Data from multiple subject and multiple session, it does not matter whether to first adapt the sessions or the subject – which only works for parallel transport and not with identy transformations.

## Session 3 – Persistence framework for data analysis

The talk Metric learning for persistence-based summaries and application to graph classification is given by Yusu Wang. An underlying paper is available on PlosOne.

Persistence diagrams can be used to describe complexity. The features are simpler but persistent to the underlying object. A geometric object through a filtration perspective produces a summary. Filtration is a growing sequence of spaces. The time that sets get created and destroyed can be mapped onto a persistence diagram with death time on the y axis and birth dime on the x-axis.

The bottleneck distance is a matching between two persistence diagram such that each feature is matched with the shortest distance. Features may be matched to a zero-feature (capturing noise) if they are to close to the diagonal. More complex approaches include persistence images that transform the diagram (after transforming it) into a kernel density.

The weight function should be application dependent and thus can be learned instead of pre-assigned. We can just take the difference between two persistence images as a weighted kernel for persistence images (WLPI).

For graphs the following metrics can be used for persistence. The Discrete Ricci curvature captures the local curvature on the manifold. The Jaccard index function compares for nodes who has common neighbors which is good for noisy networks.

In general, a descriptive function must be found for the domain and may even encode meaningful knowledge on how the object behaves. High weights would describe the more distinct features.

## Session 4 – Behold the spikes

The talk Proper regularizers for semi-supervised learning is given by Dejan Slepcev.

A d-dimensional point cloud can be converted to a graph representation using a kernel that connects close edges (with a fall-off or discontinuity). As the number of nodes n goes to infinity, the kernel bandwidth should shrink to 0.

The error bandwidth is critical. The take-away is that instead of producing single labeled data points, the label should be extended beyond the kernel bandwidth. A single data label can produce spikes because essentially the minimiser obtains smaller values for a flat surface with a single spike than for an appropriate surface.

## Session 5

The talk Solving for committor functions in high dimension is given by Jianfeng Lu.

## Session 6 – Finding structure in loss

The talk A consistent framework for structure machine learning is given by Lorenzo Rosasco.

Structured machine learning is not structure learning. It refers to learning functional dependencies between arbitrary output and input data. Classical approaches include likelihood estimation models (struct-svm, conditional random fields, but limited guarantees) and surrogate approaches (strong theoretical guarantees but ad hoc and specific).

Applying empirical risk minimisation (ERM) from statistical learning we can expect that the mean of the empirical data is close to the mean of the class.
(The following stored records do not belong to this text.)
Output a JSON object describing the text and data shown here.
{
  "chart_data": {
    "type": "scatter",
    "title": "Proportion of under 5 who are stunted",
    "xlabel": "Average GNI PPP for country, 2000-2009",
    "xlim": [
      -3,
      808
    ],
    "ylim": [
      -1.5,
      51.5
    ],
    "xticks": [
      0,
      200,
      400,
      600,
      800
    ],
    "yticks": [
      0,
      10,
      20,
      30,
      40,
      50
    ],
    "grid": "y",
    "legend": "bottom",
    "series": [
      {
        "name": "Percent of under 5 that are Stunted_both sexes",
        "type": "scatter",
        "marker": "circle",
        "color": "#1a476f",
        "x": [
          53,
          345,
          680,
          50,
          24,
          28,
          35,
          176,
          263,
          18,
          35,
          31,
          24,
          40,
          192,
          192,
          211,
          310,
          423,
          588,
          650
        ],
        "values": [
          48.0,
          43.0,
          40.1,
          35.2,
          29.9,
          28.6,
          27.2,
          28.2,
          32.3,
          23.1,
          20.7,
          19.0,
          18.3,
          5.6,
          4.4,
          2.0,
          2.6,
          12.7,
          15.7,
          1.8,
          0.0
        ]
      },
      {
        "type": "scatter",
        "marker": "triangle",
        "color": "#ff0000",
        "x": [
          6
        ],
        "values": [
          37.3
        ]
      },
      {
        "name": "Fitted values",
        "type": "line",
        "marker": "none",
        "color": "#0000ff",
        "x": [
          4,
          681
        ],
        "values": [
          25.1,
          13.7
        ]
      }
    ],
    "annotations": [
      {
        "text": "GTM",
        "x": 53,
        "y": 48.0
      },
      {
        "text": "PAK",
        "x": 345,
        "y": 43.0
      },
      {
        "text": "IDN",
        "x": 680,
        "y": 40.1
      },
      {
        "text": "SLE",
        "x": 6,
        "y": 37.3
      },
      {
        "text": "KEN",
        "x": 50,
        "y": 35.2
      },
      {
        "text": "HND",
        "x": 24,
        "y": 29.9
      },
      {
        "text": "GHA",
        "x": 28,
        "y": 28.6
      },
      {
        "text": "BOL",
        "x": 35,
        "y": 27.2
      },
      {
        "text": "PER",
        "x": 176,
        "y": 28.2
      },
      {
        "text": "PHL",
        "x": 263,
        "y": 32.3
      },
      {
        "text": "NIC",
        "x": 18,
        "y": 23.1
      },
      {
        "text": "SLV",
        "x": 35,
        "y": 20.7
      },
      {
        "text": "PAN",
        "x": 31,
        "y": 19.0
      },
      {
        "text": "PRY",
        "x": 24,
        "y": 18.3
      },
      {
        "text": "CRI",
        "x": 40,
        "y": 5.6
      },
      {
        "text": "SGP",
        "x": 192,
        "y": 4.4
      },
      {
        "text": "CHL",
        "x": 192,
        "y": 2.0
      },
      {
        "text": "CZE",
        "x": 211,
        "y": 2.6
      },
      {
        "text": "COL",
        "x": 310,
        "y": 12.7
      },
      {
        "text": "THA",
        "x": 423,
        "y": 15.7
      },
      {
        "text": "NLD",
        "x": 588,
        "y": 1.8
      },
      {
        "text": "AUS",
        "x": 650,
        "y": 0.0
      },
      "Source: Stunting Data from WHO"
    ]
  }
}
However, it is hard to pick a class. The inner risk (decomposing into marginal probability) reduces the class size. Making a strong assumption the structured encoding loss function (SELF) requires a Hilbert space and two maps such that the loss function can be presented as an inner product. Using a linear loss function helps. For a crazy space Y (need not be linear) the SELF gives enough structure to proceed. This enlarges the scope of structured learning to inner risk minimisation (IRM).

There is a function psi hidden in the loss function that encodes and decodes from Y to the Hilbert space. The steps are encode Y in H, learn from X to H, and decode H to Y. In linear estimation with least squares, the encoding/decoding disappears and the output space Y is not needed for computation.